Final answer:
The student's problem involves finding a constant in a joint probability density function, calculating a specific probability, and determining densities, expected values, and whether two random variables are identically distributed or independent. Essential steps include integrating over appropriate bounds and comparing resulting functions.
Step-by-step explanation:
Finding the Constant c and Probability Tasks
To solve the given problem, we must first find the value of the constant c for the joint density function f(x, y) = c(x + y) in the domain 0 < x, y < 2.
(a) To find c, we must ensure that the integral of f(x, y) over the specified domain is equal to 1:
- Integrate f(x, y) over the domain for both x and y to get the total probability.
- Set this integral equal to 1 and solve for c.
(b) To calculate P(Y > X + 1), we:
- Set up the integral of f(x, y) over the region where y > x + 1 within the given domain.
- Calculate the integral to obtain the probability.
(c) The density of X, fX(x), is found by:
- Integrating f(x, y) with respect to y over the domain 0 < y < 2.
- This will yield the marginal probability density function of X.
(d) To determine if X and Y are identically distributed, we:
- Compare the marginal distributions fX(x) and fY(y).

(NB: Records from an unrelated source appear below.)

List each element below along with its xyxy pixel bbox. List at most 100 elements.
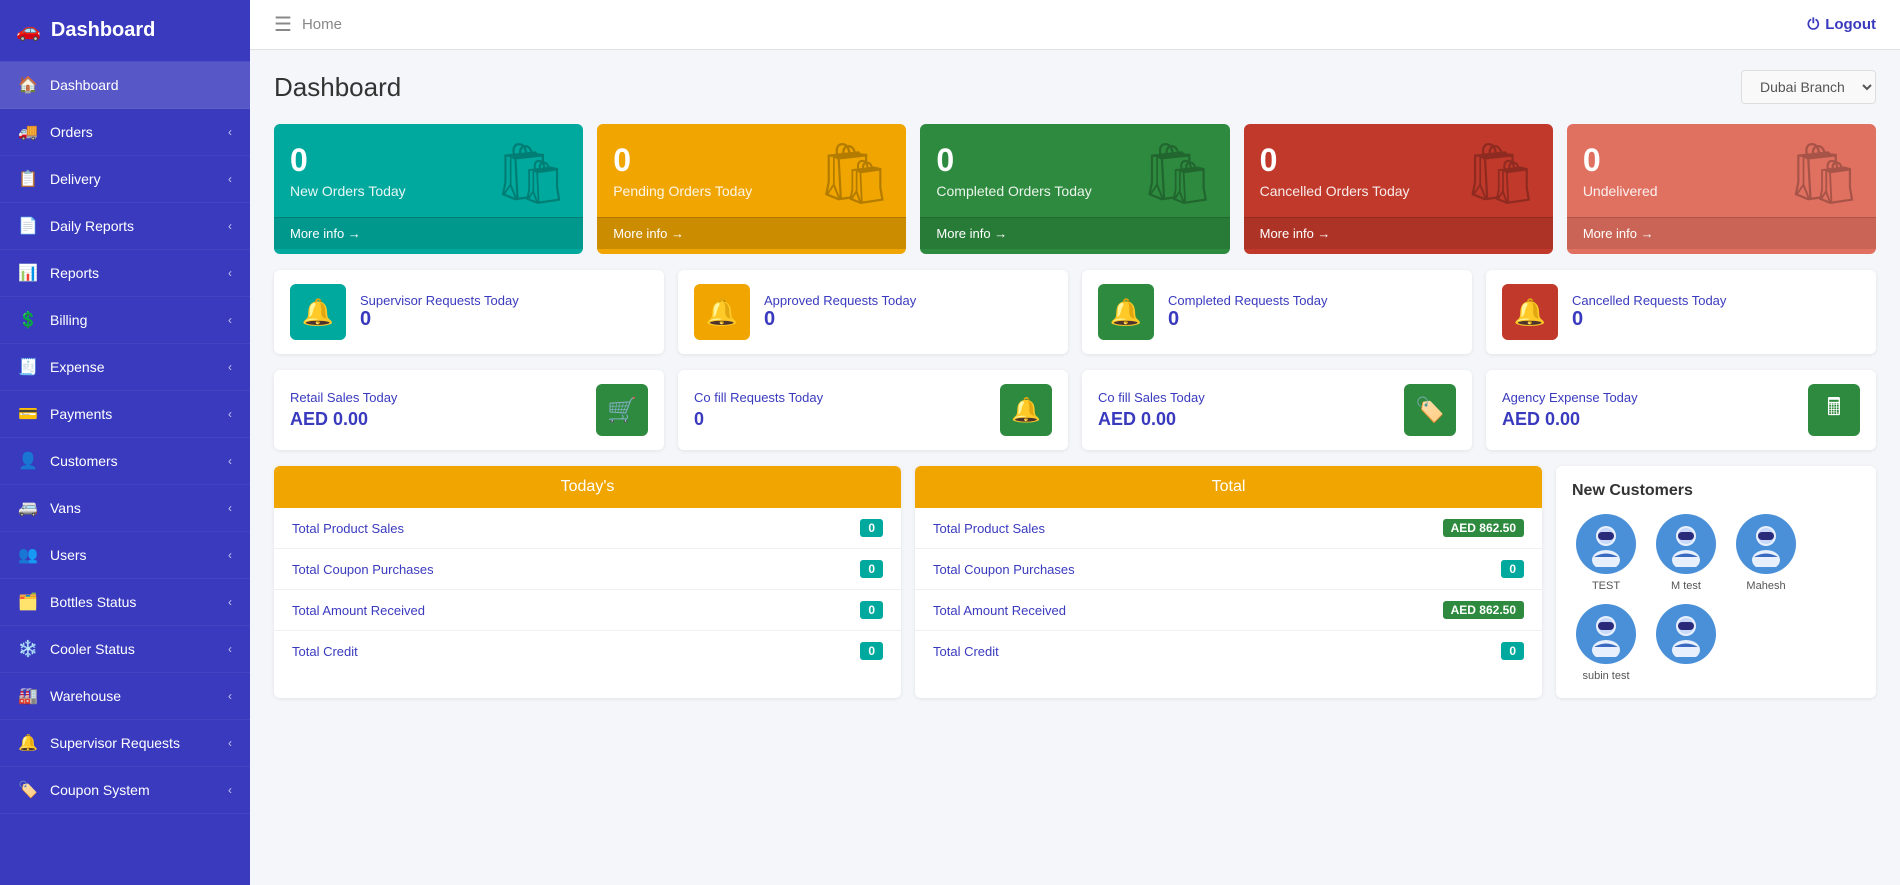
topbar: ☰ Home ⏻ Logout (250, 0, 1900, 50)
logout-button[interactable]: ⏻ Logout (1807, 16, 1876, 33)
sidebar-icon-payments: 💳 (18, 404, 38, 424)
topbar-left: ☰ Home (274, 12, 342, 37)
sidebar-item-supervisor-requests[interactable]: 🔔 Supervisor Requests ‹ (0, 720, 250, 767)
sales-card-retail-sales: Retail Sales Today AED 0.00 🛒 (274, 370, 664, 450)
sales-label-cofill-requests: Co fill Requests Today (694, 390, 823, 405)
avatar-icon (1746, 522, 1786, 567)
avatar-icon (1586, 522, 1626, 567)
customer-item[interactable] (1652, 604, 1720, 682)
sidebar-label-dashboard: Dashboard (50, 77, 119, 93)
stat-footer-undelivered[interactable]: More info → (1567, 217, 1876, 249)
row-badge: 0 (860, 560, 883, 578)
stat-card-cancelled-orders: 0 Cancelled Orders Today 🛍 More info → (1244, 124, 1553, 254)
sidebar-item-left: 🔔 Supervisor Requests (18, 733, 180, 753)
sidebar-item-users[interactable]: 👥 Users ‹ (0, 532, 250, 579)
row-badge: AED 862.50 (1443, 601, 1524, 619)
main-content: ☰ Home ⏻ Logout Dashboard Dubai Branch 0… (250, 0, 1900, 885)
customer-item[interactable]: subin test (1572, 604, 1640, 682)
chevron-icon-delivery: ‹ (228, 172, 232, 186)
row-label: Total Product Sales (933, 521, 1045, 536)
chevron-icon-daily-reports: ‹ (228, 219, 232, 233)
stat-footer-cancelled-orders[interactable]: More info → (1244, 217, 1553, 249)
avatar-icon (1666, 612, 1706, 657)
sales-value-retail-sales: AED 0.00 (290, 409, 397, 430)
sidebar-item-left: 🚚 Orders (18, 122, 93, 142)
req-icon-completed-requests: 🔔 (1098, 284, 1154, 340)
sidebar-item-left: 💳 Payments (18, 404, 112, 424)
bottom-row: Today's Total Product Sales 0 Total Coup… (274, 466, 1876, 698)
sidebar-icon-coupon-system: 🏷️ (18, 780, 38, 800)
sidebar-item-vans[interactable]: 🚐 Vans ‹ (0, 485, 250, 532)
sales-icon-cofill-sales: 🏷️ (1404, 384, 1456, 436)
sidebar-item-cooler-status[interactable]: ❄️ Cooler Status ‹ (0, 626, 250, 673)
sidebar-item-delivery[interactable]: 📋 Delivery ‹ (0, 156, 250, 203)
sidebar-item-orders[interactable]: 🚚 Orders ‹ (0, 109, 250, 156)
stat-card-undelivered: 0 Undelivered 🛍 More info → (1567, 124, 1876, 254)
avatar-icon (1586, 612, 1626, 657)
sidebar-item-left: 👤 Customers (18, 451, 118, 471)
sidebar-logo-icon: 🚗 (16, 18, 41, 43)
sales-left-cofill-sales: Co fill Sales Today AED 0.00 (1098, 390, 1205, 430)
stat-card-pending-orders: 0 Pending Orders Today 🛍 More info → (597, 124, 906, 254)
branch-select[interactable]: Dubai Branch (1741, 70, 1876, 104)
req-value-supervisor-requests: 0 (360, 308, 519, 331)
customer-item[interactable]: TEST (1572, 514, 1640, 592)
sidebar-item-left: 📄 Daily Reports (18, 216, 134, 236)
sidebar-item-daily-reports[interactable]: 📄 Daily Reports ‹ (0, 203, 250, 250)
sidebar-item-bottles-status[interactable]: 🗂️ Bottles Status ‹ (0, 579, 250, 626)
sidebar-label-coupon-system: Coupon System (50, 782, 150, 798)
sales-value-cofill-requests: 0 (694, 409, 823, 430)
stat-footer-completed-orders[interactable]: More info → (920, 217, 1229, 249)
customer-name: M test (1671, 580, 1701, 592)
sidebar-icon-users: 👥 (18, 545, 38, 565)
request-card-completed-requests: 🔔 Completed Requests Today 0 (1082, 270, 1472, 354)
sidebar-label-customers: Customers (50, 453, 118, 469)
row-label: Total Amount Received (933, 603, 1066, 618)
total-table-header: Total (915, 466, 1542, 508)
sales-icon-agency-expense: 🖩 (1808, 384, 1860, 436)
chevron-icon-billing: ‹ (228, 313, 232, 327)
row-badge: 0 (860, 519, 883, 537)
sidebar-item-left: 👥 Users (18, 545, 87, 565)
sales-card-agency-expense: Agency Expense Today AED 0.00 🖩 (1486, 370, 1876, 450)
customer-avatar (1656, 514, 1716, 574)
avatar-icon (1666, 522, 1706, 567)
sidebar-label-supervisor-requests: Supervisor Requests (50, 735, 180, 751)
topbar-right: ⏻ Logout (1807, 16, 1876, 33)
sidebar-item-left: ❄️ Cooler Status (18, 639, 135, 659)
chevron-icon-cooler-status: ‹ (228, 642, 232, 656)
customer-avatar (1736, 514, 1796, 574)
sales-label-retail-sales: Retail Sales Today (290, 390, 397, 405)
sidebar-label-delivery: Delivery (50, 171, 101, 187)
sidebar-icon-delivery: 📋 (18, 169, 38, 189)
stat-icon-completed-orders: 🛍 (1139, 138, 1215, 209)
sidebar-item-left: 💲 Billing (18, 310, 87, 330)
sidebar-item-payments[interactable]: 💳 Payments ‹ (0, 391, 250, 438)
sidebar-item-dashboard[interactable]: 🏠 Dashboard (0, 62, 250, 109)
page-title: Dashboard (274, 72, 401, 103)
sales-icon-retail-sales: 🛒 (596, 384, 648, 436)
customer-avatar (1576, 604, 1636, 664)
sales-icon-cofill-requests: 🔔 (1000, 384, 1052, 436)
customer-item[interactable]: Mahesh (1732, 514, 1800, 592)
sidebar-item-coupon-system[interactable]: 🏷️ Coupon System ‹ (0, 767, 250, 814)
sidebar-item-warehouse[interactable]: 🏭 Warehouse ‹ (0, 673, 250, 720)
table-row: Total Credit 0 (915, 631, 1542, 671)
customer-name: subin test (1582, 670, 1629, 682)
sidebar-item-billing[interactable]: 💲 Billing ‹ (0, 297, 250, 344)
req-label-cancelled-requests: Cancelled Requests Today (1572, 293, 1726, 308)
req-info-completed-requests: Completed Requests Today 0 (1168, 293, 1327, 331)
request-card-cancelled-requests: 🔔 Cancelled Requests Today 0 (1486, 270, 1876, 354)
req-info-supervisor-requests: Supervisor Requests Today 0 (360, 293, 519, 331)
customers-grid: TEST M test Mahesh (1572, 514, 1860, 682)
sidebar-item-reports[interactable]: 📊 Reports ‹ (0, 250, 250, 297)
customer-item[interactable]: M test (1652, 514, 1720, 592)
stat-footer-pending-orders[interactable]: More info → (597, 217, 906, 249)
sidebar-label-payments: Payments (50, 406, 112, 422)
table-row: Total Credit 0 (274, 631, 901, 671)
stat-footer-new-orders[interactable]: More info → (274, 217, 583, 249)
sidebar-item-expense[interactable]: 🧾 Expense ‹ (0, 344, 250, 391)
chevron-icon-orders: ‹ (228, 125, 232, 139)
sidebar-item-customers[interactable]: 👤 Customers ‹ (0, 438, 250, 485)
menu-icon[interactable]: ☰ (274, 12, 292, 37)
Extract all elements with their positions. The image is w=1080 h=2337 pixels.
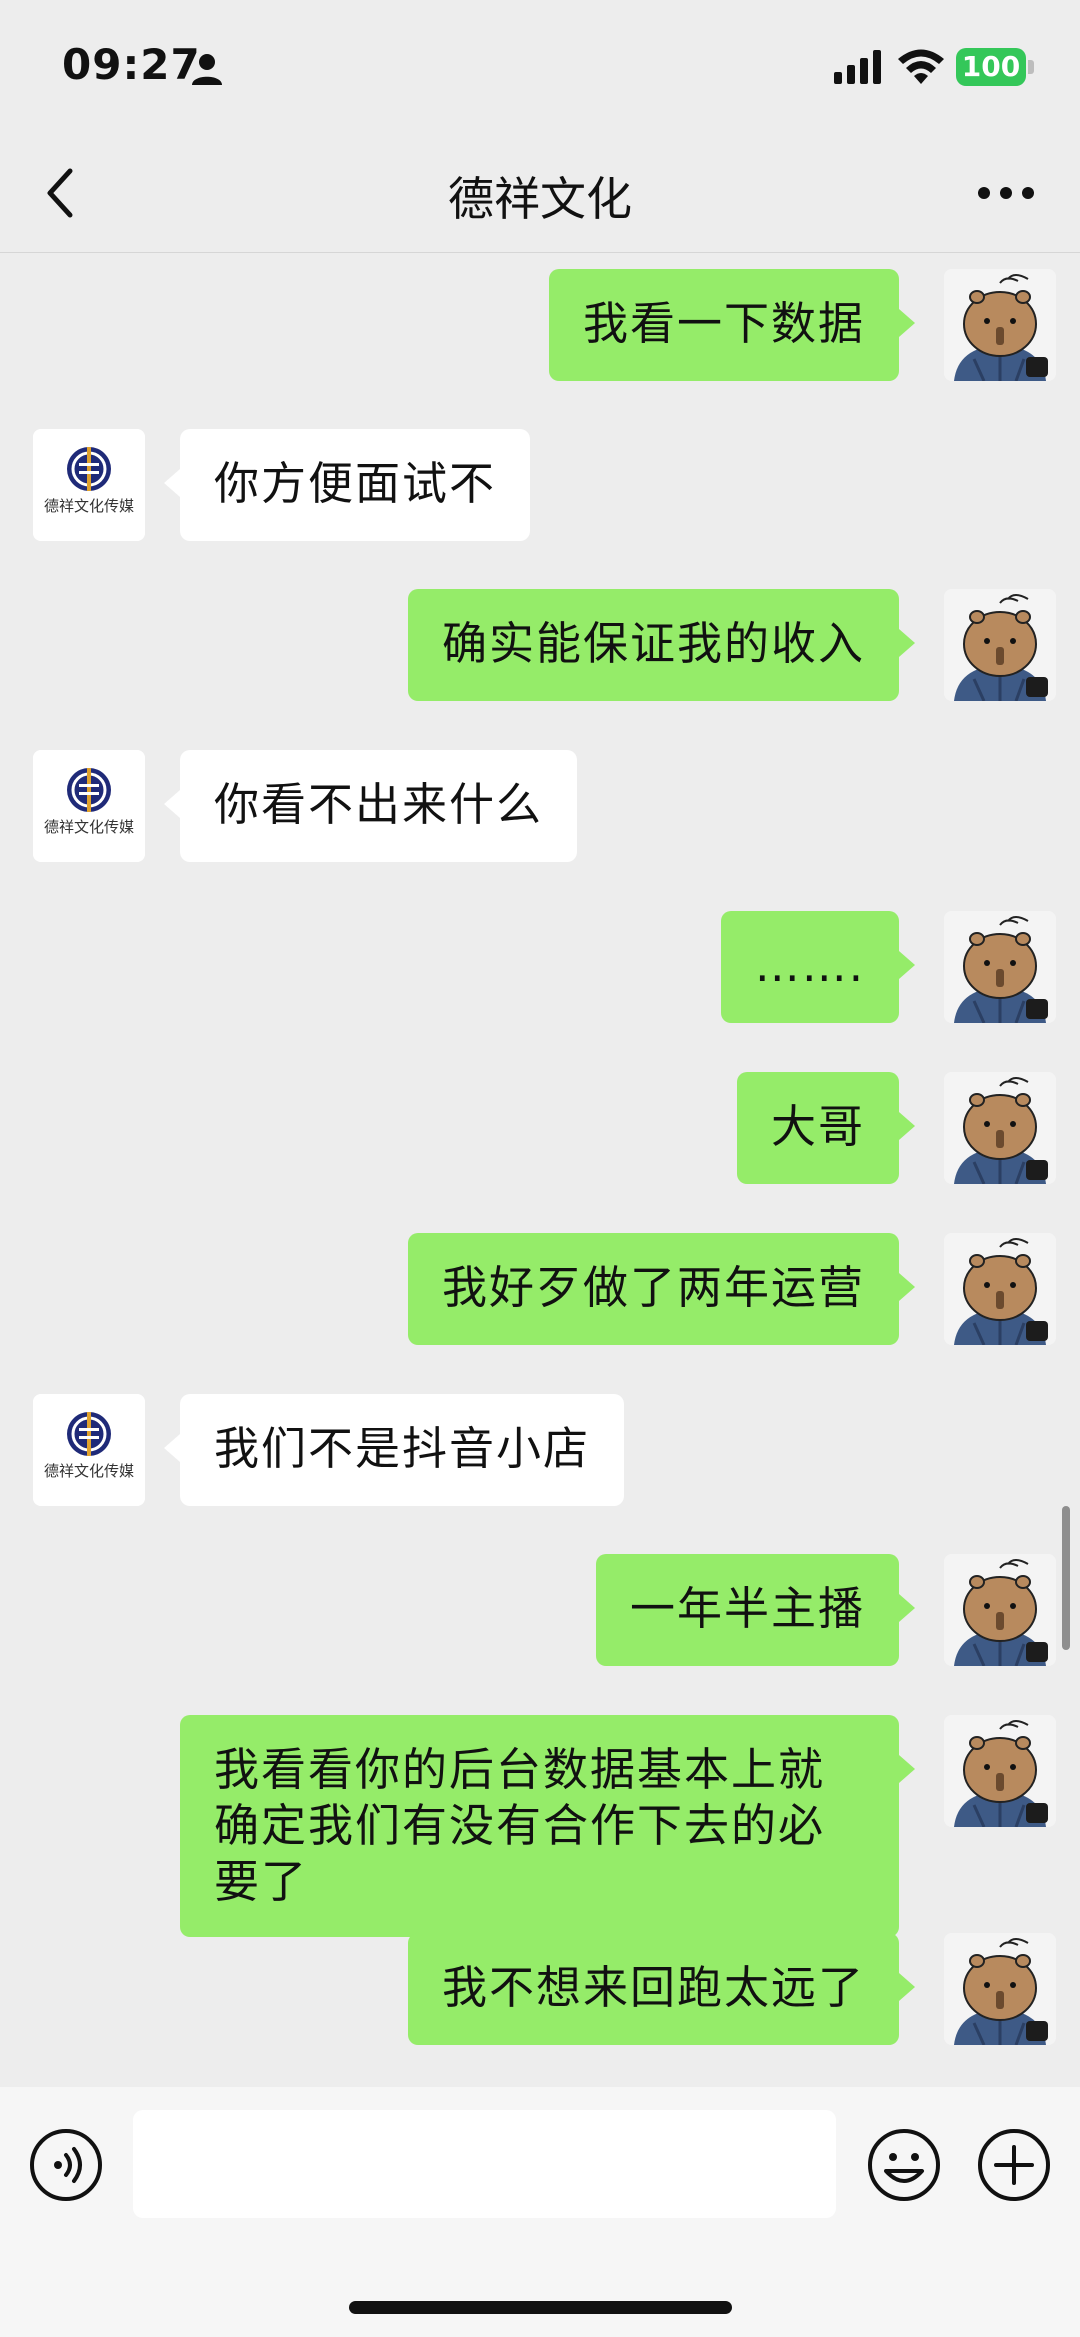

- If they have the same distribution, they are identically distributed.
(e) To discuss if X and Y are independent, we:
- Check if the product of the marginal densities fX(x) * fY(y) equals f(x, y).
- If it does, X and Y are independent; otherwise, they are not.
(f) Finally, to find the expected value E(XY), we:
- Integrate the product x * y * f(x, y) over the domain for both x and y.
- Calculate this integral, which will yield the expected value of XY.
Note:
The integration bounds and constraints must be taken into account at each step to ensure appropriate limits of integration.